Something unexpected happened. Readers started talking about it. Not in a PR sense. Genuinely. People who'd been exhausted by algorithmic platforms said it felt different. One user told us 'I'm not trying to beat the system. The system isn't trying to beat me. I can just read.'
That safety matters. When you know the creator earned most of what you paid, and you know the algorithm isn't choosing what to show you next, and you know you can see exactly how much time you spent, you're in a different relationship with the content. It's not suspicious. It's not designed to trick you. It's just work that someone made, and the economics of it are clear.

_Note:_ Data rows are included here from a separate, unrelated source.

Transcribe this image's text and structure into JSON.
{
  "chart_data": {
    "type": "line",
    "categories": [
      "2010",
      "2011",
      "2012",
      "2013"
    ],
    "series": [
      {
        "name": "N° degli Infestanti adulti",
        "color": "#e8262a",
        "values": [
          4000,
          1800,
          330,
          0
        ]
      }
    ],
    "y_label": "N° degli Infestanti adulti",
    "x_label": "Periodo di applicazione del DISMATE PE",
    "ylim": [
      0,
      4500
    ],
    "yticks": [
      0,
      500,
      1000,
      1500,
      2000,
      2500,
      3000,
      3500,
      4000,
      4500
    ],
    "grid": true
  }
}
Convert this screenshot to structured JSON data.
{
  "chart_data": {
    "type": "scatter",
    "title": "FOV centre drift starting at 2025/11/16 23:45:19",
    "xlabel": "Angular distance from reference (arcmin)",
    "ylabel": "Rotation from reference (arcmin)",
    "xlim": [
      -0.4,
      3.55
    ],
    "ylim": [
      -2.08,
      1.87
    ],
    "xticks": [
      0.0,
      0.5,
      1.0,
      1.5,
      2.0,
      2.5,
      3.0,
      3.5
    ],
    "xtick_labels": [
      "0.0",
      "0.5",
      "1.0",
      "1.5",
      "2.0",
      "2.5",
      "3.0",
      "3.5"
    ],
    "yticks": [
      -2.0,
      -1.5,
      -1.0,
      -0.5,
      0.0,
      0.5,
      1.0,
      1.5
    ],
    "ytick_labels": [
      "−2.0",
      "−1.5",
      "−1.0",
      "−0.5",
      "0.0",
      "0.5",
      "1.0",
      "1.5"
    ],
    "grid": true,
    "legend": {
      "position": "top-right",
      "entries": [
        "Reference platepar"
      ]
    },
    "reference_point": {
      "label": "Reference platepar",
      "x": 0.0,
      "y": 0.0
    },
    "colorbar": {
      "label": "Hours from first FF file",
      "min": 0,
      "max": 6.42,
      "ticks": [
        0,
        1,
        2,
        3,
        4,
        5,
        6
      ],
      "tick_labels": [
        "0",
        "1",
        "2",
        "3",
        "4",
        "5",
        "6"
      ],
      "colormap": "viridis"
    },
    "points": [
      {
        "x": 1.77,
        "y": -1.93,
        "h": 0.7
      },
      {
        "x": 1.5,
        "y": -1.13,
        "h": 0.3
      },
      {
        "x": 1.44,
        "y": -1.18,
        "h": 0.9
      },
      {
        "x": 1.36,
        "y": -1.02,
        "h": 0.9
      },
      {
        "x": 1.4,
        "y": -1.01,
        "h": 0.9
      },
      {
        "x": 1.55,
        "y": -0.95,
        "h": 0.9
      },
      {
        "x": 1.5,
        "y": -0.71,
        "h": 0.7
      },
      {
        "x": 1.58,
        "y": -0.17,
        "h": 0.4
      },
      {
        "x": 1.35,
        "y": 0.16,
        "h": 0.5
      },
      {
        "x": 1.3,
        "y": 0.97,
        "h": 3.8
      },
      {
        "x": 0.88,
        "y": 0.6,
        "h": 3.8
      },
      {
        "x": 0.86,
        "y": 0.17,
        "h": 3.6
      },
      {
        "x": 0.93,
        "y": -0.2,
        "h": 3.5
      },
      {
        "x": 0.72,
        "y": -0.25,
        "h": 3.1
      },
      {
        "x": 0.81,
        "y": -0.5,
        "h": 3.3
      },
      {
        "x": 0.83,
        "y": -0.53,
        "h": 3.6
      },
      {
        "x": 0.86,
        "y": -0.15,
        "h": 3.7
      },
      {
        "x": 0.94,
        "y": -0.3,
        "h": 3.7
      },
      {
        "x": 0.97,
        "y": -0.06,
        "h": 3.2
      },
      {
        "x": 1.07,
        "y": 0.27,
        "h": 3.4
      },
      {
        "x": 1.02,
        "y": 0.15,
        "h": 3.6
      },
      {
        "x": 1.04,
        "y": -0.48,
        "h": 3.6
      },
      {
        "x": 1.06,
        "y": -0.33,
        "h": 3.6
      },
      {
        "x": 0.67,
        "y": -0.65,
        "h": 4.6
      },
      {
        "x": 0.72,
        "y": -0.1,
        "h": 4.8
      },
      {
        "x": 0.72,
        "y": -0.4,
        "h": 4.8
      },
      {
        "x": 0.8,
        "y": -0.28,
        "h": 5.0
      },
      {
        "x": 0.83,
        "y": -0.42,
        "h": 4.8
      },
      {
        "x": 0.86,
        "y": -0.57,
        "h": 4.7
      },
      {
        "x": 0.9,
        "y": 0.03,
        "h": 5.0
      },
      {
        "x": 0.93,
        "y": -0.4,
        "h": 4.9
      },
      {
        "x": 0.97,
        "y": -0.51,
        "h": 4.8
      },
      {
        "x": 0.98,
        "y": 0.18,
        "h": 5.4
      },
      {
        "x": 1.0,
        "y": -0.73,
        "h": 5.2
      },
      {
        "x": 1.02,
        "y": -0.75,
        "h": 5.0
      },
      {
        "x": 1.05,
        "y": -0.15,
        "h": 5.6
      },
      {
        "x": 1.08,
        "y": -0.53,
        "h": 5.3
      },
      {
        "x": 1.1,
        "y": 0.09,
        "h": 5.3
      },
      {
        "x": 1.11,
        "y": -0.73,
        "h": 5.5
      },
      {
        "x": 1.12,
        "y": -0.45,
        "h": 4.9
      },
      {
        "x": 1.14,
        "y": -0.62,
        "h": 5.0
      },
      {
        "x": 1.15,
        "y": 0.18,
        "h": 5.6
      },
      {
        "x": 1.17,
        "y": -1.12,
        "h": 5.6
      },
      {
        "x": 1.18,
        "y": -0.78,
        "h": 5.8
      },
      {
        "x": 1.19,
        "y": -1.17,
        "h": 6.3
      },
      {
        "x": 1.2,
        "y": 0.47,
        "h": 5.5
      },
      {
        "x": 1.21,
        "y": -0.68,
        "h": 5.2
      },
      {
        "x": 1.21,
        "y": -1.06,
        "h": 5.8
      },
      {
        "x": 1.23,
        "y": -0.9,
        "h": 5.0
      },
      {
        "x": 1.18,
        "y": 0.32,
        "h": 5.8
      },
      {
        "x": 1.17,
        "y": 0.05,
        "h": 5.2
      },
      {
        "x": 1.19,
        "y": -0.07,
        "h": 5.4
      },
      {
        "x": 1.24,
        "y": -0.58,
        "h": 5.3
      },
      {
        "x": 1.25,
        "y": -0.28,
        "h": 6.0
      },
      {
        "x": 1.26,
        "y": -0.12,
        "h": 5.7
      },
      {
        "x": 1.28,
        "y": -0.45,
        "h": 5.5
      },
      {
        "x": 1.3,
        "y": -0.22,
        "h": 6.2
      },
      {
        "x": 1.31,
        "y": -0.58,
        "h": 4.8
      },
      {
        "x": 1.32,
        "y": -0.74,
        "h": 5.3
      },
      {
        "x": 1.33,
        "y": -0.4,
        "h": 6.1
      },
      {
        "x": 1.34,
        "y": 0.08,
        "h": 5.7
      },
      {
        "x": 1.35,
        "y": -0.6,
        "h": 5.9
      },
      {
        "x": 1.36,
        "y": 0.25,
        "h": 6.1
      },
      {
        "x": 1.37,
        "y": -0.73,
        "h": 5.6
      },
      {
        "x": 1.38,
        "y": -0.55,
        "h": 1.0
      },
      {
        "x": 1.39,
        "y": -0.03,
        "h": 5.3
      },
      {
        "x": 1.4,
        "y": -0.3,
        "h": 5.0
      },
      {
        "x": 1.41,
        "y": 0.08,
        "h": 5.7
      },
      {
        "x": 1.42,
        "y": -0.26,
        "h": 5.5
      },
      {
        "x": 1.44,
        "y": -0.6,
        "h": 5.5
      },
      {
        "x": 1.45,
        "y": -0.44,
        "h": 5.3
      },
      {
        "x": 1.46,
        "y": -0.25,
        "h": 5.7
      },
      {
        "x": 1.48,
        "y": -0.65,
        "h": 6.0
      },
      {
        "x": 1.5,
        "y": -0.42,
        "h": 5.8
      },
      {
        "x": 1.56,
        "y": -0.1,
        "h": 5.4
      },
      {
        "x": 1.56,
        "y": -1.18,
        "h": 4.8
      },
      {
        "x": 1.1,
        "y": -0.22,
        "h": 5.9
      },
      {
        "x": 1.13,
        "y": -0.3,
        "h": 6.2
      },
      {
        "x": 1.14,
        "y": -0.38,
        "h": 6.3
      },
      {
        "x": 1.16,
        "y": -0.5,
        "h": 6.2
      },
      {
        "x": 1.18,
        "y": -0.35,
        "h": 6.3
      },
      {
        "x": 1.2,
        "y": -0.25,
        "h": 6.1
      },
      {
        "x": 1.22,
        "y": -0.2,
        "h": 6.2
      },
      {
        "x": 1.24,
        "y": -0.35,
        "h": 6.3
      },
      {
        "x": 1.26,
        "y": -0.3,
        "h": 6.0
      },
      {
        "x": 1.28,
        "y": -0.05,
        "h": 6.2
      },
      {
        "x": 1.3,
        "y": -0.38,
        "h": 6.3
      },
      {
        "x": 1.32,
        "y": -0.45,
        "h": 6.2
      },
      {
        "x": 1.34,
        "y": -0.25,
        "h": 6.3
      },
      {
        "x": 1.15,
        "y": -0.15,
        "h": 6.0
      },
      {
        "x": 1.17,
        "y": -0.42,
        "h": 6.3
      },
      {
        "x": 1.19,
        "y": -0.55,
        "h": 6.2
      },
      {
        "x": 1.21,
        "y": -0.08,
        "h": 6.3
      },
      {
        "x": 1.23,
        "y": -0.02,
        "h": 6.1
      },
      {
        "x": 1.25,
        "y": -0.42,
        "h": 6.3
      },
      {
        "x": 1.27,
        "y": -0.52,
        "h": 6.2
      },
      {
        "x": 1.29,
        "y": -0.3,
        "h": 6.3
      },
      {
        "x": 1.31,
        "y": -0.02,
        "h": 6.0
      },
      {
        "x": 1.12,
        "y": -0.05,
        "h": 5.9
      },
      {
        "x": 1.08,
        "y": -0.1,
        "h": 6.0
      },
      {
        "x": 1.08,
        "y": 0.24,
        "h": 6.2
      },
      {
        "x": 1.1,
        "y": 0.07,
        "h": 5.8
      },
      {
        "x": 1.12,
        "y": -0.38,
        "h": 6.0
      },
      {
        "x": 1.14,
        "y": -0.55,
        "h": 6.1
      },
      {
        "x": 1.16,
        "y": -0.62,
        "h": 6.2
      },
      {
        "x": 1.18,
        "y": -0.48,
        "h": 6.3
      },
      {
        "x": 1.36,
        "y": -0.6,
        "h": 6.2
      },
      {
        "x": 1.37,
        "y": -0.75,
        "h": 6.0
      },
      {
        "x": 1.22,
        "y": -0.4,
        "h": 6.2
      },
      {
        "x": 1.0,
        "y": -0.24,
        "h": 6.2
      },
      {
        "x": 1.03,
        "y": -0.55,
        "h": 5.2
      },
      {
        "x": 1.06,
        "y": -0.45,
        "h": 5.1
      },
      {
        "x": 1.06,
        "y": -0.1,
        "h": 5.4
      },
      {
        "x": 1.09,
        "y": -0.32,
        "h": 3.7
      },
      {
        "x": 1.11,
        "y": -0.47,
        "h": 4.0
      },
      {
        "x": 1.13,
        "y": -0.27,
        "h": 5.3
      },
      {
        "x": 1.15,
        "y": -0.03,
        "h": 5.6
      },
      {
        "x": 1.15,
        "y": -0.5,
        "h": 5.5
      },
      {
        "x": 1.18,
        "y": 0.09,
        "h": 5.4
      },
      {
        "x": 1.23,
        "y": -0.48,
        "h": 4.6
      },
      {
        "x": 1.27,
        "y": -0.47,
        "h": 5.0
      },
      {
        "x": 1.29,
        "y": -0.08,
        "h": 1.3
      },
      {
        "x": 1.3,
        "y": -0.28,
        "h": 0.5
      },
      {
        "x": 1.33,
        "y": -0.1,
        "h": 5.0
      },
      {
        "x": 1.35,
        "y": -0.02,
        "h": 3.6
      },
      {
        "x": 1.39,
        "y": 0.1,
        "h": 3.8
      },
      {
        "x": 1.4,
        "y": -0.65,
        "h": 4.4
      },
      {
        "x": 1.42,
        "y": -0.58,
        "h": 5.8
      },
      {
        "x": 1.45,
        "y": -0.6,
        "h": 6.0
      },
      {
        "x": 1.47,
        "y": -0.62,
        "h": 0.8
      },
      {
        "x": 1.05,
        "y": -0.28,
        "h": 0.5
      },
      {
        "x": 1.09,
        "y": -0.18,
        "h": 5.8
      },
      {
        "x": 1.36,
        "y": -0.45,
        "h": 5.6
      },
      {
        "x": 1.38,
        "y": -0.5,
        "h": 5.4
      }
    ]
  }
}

The irony is that clarity is what allows better work to thrive. Creators don't have to be mysterious or manipulative. Readers don't have to be cynical. The best work rises because people actually want it, not because an algorithm decided it would go viral this week.
The question we ask creators now is simple: if you knew 85% of what you earned came from people who genuinely chose to read your work, would you make different things? Everyone says yes. Most of them already are.